Brownlie P, Ceska T, Lamers M, Romier C, Stier G, Teo H, Suck D
EMBL Structural Biology Programme, Meyerhofstrasse 1, 69117, Heidelberg, Germany.
Structure. 1997 Apr 15;5(4):509-20. doi: 10.1016/s0969-2126(97)00207-4.
Max belongs to the basic helix-loop-helix leucine zipper (bHLHZ) family of transcription factors. Max is able to form homodimers and heterodimers with other members of this family, which include Mad, Mxi1 and Myc; Myc is an oncoprotein implicated in cell proliferation, differentiation and apoptosis. The homodimers and heterodimers compete for a common DNA target site (the E box) and rearrangement amongst these dimer forms provides a complex system of transcriptional regulation. Max is also regulated by phosphorylation at a site preceding the basic region. We report here the first crystal structure of an intact bHLHZ protein bound to its target site.
The X-ray crystal structure of the intact human Max protein homodimer in complex with a 13-mer DNA duplex was determined to 2.8 A resolution and refined to an R factor of 0.213. The C-terminal domains in both chains of the Max dimer are disordered. In contrast to the DNA observed in complex with other bHLH and bHLHZ proteins, the DNA in the Max complex is bent by about 25 degrees, directed towards the protein. Intimate contacts with interdigitating sidechains give rise to the formation of tetramers in the crystal.
The structure confirms the importance of the HLH and leucine zipper motifs in dimerization as well as the mode of E box recognition which was previously analyzed by X-ray crystallography of shortened constructs.

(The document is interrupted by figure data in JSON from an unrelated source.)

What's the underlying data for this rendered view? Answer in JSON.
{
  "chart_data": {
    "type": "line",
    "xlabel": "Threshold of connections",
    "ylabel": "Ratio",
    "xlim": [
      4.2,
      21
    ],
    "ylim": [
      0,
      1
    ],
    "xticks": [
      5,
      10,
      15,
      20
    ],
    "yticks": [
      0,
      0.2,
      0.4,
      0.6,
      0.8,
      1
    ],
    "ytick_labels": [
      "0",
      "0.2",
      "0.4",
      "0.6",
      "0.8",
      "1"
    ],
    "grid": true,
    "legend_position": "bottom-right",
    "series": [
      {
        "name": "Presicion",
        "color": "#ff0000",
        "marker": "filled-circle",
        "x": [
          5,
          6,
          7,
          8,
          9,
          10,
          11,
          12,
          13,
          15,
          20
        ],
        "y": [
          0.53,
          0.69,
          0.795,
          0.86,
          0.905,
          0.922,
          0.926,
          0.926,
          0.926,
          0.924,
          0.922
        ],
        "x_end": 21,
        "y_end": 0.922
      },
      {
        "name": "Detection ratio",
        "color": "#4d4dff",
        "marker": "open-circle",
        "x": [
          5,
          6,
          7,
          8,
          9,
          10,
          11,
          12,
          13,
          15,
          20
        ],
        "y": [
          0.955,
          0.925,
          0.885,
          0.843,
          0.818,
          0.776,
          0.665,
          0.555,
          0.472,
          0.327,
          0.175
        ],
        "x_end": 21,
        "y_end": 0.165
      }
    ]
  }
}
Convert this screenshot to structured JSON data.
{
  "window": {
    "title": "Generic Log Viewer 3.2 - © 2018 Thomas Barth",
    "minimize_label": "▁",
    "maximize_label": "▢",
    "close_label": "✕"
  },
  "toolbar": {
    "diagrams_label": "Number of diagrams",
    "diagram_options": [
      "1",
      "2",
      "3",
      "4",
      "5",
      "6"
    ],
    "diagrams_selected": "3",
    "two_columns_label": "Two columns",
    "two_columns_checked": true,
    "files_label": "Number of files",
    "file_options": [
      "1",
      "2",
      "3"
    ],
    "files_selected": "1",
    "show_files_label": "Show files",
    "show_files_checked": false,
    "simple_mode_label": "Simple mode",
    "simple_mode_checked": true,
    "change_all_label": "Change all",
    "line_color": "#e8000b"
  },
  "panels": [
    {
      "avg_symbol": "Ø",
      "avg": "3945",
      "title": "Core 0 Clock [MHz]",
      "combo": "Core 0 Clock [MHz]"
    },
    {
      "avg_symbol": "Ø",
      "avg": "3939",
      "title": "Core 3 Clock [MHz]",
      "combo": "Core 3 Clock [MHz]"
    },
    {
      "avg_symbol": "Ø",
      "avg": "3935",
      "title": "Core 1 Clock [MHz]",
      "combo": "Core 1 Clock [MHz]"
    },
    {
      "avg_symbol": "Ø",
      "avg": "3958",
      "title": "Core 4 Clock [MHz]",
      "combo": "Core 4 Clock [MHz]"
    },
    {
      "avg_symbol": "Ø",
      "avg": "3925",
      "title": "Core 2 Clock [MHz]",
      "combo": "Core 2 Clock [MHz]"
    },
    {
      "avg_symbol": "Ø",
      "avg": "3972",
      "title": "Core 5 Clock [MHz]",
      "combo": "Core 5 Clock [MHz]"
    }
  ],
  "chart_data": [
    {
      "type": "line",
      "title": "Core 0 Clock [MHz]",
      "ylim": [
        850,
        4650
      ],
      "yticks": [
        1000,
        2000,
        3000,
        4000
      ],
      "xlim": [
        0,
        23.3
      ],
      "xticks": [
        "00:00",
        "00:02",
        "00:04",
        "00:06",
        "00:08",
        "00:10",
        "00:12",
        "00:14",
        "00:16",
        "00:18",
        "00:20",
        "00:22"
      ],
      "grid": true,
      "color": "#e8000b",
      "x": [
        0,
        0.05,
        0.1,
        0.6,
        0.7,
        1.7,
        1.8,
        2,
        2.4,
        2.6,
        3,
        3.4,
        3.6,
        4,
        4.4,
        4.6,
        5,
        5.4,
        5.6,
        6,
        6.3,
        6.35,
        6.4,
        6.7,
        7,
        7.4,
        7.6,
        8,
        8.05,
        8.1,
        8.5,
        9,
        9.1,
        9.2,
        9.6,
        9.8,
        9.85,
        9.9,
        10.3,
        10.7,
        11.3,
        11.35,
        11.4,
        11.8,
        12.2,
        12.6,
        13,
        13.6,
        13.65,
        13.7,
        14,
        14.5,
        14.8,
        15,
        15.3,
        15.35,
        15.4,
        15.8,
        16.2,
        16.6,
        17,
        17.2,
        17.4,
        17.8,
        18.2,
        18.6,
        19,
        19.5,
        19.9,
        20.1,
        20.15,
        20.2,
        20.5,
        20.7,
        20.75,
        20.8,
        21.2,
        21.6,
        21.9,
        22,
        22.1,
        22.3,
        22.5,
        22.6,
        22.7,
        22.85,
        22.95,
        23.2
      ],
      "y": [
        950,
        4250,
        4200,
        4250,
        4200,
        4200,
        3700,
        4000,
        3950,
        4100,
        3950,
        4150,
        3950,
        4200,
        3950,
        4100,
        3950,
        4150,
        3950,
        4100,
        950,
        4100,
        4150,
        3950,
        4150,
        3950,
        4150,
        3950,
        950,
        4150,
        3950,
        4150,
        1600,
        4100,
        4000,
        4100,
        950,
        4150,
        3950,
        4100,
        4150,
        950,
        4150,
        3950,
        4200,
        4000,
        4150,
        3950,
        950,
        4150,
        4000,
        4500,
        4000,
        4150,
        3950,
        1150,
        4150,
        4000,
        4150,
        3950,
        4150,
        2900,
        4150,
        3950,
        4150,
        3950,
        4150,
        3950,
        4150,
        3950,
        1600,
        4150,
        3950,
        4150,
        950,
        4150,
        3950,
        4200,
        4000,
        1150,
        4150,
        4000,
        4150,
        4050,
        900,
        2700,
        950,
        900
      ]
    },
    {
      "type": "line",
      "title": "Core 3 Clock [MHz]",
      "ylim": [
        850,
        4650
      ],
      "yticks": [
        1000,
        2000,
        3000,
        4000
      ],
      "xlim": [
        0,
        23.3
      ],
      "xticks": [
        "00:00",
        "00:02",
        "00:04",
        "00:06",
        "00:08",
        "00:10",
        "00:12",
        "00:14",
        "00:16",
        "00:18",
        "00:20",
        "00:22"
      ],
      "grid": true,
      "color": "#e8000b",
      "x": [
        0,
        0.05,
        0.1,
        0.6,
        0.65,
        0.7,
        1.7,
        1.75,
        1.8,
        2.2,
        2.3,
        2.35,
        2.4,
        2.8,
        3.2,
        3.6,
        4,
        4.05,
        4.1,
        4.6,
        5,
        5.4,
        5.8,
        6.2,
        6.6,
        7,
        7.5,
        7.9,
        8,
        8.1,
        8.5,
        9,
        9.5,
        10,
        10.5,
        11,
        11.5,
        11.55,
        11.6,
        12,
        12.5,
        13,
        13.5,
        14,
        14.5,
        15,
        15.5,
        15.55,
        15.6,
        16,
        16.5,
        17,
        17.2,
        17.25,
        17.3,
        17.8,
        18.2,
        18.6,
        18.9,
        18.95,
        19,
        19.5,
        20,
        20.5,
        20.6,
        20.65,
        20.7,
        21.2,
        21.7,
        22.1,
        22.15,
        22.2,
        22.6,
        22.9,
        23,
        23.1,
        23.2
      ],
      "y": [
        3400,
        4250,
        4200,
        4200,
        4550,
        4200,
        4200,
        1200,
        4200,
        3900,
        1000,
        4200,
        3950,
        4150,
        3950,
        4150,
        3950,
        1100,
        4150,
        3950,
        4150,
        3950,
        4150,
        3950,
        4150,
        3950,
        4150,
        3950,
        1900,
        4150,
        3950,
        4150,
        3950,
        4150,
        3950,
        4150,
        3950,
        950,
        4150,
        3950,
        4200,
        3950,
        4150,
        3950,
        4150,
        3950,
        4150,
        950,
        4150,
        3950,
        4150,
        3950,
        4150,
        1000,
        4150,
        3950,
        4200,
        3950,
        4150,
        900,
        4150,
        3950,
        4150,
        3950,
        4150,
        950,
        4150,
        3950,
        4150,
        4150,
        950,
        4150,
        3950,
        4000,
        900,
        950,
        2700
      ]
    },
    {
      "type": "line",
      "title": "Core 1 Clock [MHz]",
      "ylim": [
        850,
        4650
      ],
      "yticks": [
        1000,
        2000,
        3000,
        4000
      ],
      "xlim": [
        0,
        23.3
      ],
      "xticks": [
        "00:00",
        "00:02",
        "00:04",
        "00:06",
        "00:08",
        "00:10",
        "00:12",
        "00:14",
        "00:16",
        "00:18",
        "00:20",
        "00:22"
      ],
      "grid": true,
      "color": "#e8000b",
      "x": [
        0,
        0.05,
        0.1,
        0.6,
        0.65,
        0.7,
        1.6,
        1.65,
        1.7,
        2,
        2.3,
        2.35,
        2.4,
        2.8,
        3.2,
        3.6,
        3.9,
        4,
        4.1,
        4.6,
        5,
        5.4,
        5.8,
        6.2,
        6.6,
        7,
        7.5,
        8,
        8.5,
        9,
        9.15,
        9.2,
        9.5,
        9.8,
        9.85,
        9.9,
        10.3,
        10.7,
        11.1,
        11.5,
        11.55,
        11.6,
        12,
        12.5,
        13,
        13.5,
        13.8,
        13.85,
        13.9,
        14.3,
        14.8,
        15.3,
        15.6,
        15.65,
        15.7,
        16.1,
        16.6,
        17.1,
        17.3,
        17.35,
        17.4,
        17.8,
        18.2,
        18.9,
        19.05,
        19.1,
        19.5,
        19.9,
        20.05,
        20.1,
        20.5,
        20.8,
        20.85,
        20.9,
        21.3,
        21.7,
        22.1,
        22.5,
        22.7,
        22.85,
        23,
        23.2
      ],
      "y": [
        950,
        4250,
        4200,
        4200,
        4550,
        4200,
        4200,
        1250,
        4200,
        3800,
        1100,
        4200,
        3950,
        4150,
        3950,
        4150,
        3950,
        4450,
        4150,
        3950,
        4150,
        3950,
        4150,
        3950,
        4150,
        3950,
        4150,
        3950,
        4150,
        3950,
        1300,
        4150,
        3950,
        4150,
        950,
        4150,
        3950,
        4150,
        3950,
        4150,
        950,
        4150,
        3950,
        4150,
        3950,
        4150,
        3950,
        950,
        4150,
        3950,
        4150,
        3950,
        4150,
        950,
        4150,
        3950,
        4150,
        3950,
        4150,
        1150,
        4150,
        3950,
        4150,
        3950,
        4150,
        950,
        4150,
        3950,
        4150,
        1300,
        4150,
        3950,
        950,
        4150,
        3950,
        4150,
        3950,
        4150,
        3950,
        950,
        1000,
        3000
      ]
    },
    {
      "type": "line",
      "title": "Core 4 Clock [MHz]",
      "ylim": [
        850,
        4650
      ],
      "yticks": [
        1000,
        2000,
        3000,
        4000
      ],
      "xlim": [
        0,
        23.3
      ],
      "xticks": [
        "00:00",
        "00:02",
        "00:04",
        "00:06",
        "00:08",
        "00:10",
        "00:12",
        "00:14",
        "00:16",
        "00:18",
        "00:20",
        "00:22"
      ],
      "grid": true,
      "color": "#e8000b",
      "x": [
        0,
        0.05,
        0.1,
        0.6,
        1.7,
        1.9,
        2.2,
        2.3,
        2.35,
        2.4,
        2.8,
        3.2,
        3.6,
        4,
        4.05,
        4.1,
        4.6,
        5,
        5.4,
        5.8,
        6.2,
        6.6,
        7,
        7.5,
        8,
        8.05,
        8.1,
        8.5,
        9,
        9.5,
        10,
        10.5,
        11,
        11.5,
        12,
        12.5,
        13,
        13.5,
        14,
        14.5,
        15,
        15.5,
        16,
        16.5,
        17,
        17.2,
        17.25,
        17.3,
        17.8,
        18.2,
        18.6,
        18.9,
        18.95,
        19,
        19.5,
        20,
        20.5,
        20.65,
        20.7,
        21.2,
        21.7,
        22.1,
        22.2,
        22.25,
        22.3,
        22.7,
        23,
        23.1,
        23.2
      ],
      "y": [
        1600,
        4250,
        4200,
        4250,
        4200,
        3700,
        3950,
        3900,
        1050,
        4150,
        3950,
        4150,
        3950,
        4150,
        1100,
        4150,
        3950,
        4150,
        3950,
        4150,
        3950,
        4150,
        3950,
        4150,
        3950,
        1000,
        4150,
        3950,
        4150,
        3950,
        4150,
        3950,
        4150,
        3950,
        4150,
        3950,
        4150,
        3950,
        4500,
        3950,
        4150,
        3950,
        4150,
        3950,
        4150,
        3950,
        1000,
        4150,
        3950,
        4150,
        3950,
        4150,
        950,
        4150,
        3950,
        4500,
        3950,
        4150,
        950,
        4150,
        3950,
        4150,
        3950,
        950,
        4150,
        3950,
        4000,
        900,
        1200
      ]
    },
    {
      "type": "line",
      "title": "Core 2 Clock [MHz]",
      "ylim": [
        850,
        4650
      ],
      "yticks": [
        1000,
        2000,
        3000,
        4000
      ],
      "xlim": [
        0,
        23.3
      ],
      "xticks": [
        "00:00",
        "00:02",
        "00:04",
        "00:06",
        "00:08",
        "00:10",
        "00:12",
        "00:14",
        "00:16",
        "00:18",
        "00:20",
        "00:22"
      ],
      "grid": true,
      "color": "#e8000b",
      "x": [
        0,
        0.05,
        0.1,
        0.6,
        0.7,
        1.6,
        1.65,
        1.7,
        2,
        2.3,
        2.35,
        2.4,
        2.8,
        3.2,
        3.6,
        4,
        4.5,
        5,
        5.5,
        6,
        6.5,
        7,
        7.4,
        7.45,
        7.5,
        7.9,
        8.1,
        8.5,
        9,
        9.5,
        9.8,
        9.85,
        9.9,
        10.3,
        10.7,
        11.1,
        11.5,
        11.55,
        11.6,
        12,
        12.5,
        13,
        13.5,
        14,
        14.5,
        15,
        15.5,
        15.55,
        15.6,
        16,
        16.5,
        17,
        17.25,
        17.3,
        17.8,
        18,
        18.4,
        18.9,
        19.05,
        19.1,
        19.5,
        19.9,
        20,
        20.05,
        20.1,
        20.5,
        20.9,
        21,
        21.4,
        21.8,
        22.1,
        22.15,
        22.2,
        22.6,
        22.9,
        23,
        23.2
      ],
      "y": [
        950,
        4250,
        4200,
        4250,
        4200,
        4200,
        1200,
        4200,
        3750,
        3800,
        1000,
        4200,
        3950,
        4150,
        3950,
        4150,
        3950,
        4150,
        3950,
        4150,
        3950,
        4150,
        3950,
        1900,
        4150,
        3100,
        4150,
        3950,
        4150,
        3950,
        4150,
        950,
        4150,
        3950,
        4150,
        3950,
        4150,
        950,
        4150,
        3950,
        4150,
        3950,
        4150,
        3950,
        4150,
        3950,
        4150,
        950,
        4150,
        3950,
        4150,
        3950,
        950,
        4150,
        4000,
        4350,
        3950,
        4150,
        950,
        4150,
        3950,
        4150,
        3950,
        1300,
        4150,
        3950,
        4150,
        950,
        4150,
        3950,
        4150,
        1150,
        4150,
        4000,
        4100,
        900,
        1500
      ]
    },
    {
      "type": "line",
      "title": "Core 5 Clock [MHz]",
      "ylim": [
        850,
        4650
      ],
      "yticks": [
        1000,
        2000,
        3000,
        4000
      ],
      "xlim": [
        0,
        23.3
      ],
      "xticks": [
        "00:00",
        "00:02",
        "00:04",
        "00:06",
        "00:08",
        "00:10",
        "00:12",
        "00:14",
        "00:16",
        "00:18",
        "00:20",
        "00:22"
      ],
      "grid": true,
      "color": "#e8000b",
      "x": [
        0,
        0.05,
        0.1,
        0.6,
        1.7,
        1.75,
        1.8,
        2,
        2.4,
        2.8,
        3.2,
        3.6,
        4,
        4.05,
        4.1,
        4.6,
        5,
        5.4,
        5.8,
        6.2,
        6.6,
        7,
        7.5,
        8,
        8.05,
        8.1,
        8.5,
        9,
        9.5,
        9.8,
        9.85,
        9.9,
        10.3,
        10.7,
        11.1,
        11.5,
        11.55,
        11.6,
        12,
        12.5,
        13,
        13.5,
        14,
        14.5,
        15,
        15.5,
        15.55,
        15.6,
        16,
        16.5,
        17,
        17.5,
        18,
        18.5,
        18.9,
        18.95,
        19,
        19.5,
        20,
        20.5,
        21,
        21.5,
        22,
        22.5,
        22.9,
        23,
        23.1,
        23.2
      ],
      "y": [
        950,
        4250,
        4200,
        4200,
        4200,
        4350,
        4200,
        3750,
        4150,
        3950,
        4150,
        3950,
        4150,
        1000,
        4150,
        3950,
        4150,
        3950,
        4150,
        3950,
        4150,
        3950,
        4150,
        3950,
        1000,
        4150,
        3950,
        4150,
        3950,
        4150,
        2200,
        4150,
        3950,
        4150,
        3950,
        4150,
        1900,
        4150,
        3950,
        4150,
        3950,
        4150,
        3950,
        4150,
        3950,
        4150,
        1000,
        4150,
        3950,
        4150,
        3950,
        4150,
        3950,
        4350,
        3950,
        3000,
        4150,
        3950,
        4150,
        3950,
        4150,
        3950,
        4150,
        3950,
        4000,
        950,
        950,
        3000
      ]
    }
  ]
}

The disorder observed in the C-terminal domain suggests that contacts with additional protein components of the transcription machinery are necessary for ordering the secondary structure. The tetramers seen in the crystal are consistent with the tendency of Max and other bHLHZ and HLH proteins to form higher order oligomers in solution and may play a role in DNA looping. The location of the two phosphorylation sites at Ser1 and Ser10 (the latter is the N-cap of the basic helix) suggests how phosphorylation could disrupt DNA binding.
Max属于转录因子的碱性螺旋-环-螺旋亮氨酸拉链(bHLHZ)家族。Max能够与该家族的其他成员形成同二聚体和异二聚体,这些成员包括Mad、Mxi1和Myc;Myc是一种与细胞增殖、分化和凋亡有关的癌蛋白。同二聚体和异二聚体竞争一个共同的DNA靶位点(E盒),这些二聚体形式之间的重排提供了一个复杂的转录调控系统。Max在碱性区域之前的一个位点也受到磷酸化的调节。我们在此报告完整的bHLHZ蛋白与其靶位点结合的首个晶体结构。
完整的人Max蛋白同二聚体与13聚体DNA双链体复合物的X射线晶体结构被确定为2.8埃分辨率,并精修至R因子为0.213。Max二聚体两条链中的C末端结构域是无序的。与其他bHLH和bHLHZ蛋白复合物中观察到的DNA不同,Max复合物中的DNA弯曲约25度,朝向蛋白质。与相互交错的侧链的紧密接触导致晶体中形成四聚体。
该结构证实了HLH和亮氨酸拉链基序在二聚化中的重要性以及E盒识别模式,这在之前通过缩短构建体的X射线晶体学分析过。在C末端结构域中观察到的无序表明与转录机制的其他蛋白质成分的接触对于二级结构的有序化是必要的。晶体中看到的四聚体与Max和其他bHLHZ及HLH蛋白在溶液中形成高阶寡聚体的趋势一致,并且可能在DNA环化中起作用。Ser1和Ser10(后者是碱性螺旋的N端帽)处两个磷酸化位点的位置表明磷酸化如何破坏DNA结合。